John Zechner's Top Picks: October 4, 2021
BNN Bloomberg
Top picks from John Zechner, chairman and founder, J. Zechner Associates
MARKET OUTLOOK: The September fall in stocks was not caused as much by typical worries about an economic slowdown or the long-awaited end of massive bond buying (quantitative easing) from central banks, but from worries about corporate earnings, which have been the backbone of the stock market’s strength over the past year.
The upcoming third-quarter earnings reports are taking on more importance after some major industrial and consumer companies all pointed to the supply chain disruptions and the negative impact of rising material and labour costs on profit margins.
While making short-term predictions about stock market movements is always risky, what worries us now is that investors have become accustomed to massive earnings beats in the past four quarters, and we don’t see the same level of outperformance ahead.

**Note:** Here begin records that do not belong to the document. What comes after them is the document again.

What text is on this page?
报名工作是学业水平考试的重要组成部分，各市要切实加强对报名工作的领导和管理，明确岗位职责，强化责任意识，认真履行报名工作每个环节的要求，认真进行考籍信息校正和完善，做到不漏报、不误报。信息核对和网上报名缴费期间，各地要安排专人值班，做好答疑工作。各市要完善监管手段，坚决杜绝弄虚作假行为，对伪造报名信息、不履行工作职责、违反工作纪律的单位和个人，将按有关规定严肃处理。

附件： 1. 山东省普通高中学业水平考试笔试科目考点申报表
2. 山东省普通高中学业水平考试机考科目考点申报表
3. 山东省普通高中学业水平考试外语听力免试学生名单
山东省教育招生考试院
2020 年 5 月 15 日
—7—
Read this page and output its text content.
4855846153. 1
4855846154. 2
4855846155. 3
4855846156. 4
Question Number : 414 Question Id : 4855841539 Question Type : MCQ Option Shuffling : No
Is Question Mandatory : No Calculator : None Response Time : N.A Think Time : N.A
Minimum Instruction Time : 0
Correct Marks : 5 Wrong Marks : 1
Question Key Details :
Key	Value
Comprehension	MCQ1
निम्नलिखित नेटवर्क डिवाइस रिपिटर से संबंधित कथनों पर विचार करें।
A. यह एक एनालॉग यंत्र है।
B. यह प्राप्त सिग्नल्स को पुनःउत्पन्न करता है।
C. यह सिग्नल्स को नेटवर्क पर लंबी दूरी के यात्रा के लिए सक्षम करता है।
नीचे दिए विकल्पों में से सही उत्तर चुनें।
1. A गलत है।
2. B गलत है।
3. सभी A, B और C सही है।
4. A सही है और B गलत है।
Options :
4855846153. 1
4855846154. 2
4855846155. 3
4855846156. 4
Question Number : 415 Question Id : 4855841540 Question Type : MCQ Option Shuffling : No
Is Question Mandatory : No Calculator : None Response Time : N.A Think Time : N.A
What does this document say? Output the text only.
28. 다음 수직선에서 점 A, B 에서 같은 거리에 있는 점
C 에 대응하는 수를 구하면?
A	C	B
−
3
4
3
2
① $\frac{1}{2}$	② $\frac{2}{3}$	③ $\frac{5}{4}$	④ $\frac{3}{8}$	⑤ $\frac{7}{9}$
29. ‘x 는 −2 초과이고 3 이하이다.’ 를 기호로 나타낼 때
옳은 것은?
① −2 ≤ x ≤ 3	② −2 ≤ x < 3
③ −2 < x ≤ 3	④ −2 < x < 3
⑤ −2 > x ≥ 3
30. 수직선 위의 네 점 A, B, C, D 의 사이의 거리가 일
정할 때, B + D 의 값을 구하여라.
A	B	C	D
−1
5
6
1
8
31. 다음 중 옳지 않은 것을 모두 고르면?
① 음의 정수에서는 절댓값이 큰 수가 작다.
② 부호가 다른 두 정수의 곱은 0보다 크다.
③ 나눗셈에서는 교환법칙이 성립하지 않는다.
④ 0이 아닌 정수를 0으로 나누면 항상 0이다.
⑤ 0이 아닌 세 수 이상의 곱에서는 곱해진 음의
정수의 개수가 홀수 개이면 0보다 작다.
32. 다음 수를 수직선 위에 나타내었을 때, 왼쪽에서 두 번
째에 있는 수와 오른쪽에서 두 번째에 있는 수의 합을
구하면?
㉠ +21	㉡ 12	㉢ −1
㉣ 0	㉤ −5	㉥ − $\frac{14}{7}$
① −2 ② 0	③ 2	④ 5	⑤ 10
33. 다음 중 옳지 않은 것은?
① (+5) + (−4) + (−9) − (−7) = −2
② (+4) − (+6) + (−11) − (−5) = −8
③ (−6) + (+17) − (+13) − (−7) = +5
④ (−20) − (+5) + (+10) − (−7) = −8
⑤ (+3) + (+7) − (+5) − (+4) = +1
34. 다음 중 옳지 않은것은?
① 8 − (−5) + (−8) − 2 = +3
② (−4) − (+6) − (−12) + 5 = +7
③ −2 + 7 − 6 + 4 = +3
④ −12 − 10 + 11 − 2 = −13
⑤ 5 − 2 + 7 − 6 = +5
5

Meanwhile, investors are already ‘all in’ on equities, as stock fund assets as a percentage of investments in the U.S. are at their highest level in 70 years! However, we remain invested since the issue are supply side driven while consumer demand is strong and we still have fiscal and monetary tailwinds to support growth.
In our funds, we favour cyclical groups such as energy, industrials, financials and autos, where we see strong earnings recoveries and much lower valuations than in the ‘growth sectors’ of the market such as technology. The S&P Growth Index is at a premium to the Value Index not seen since the end of the ‘tech bubble’ in 2000, at which point the Value Index outperformed for the following decade, albeit during a period of strong global economic growth.TOP PICKS:
North American Construction (NOA TSX) Last bought $18.00 Sept/21 NOA is a lesser-known name in the engineering and infrastructure space since it has been so closely associated with oil and gas in the Fort McMurray area only. But the firm has diversified by resource and geography and has been adding new contracts and raising operating profit margins.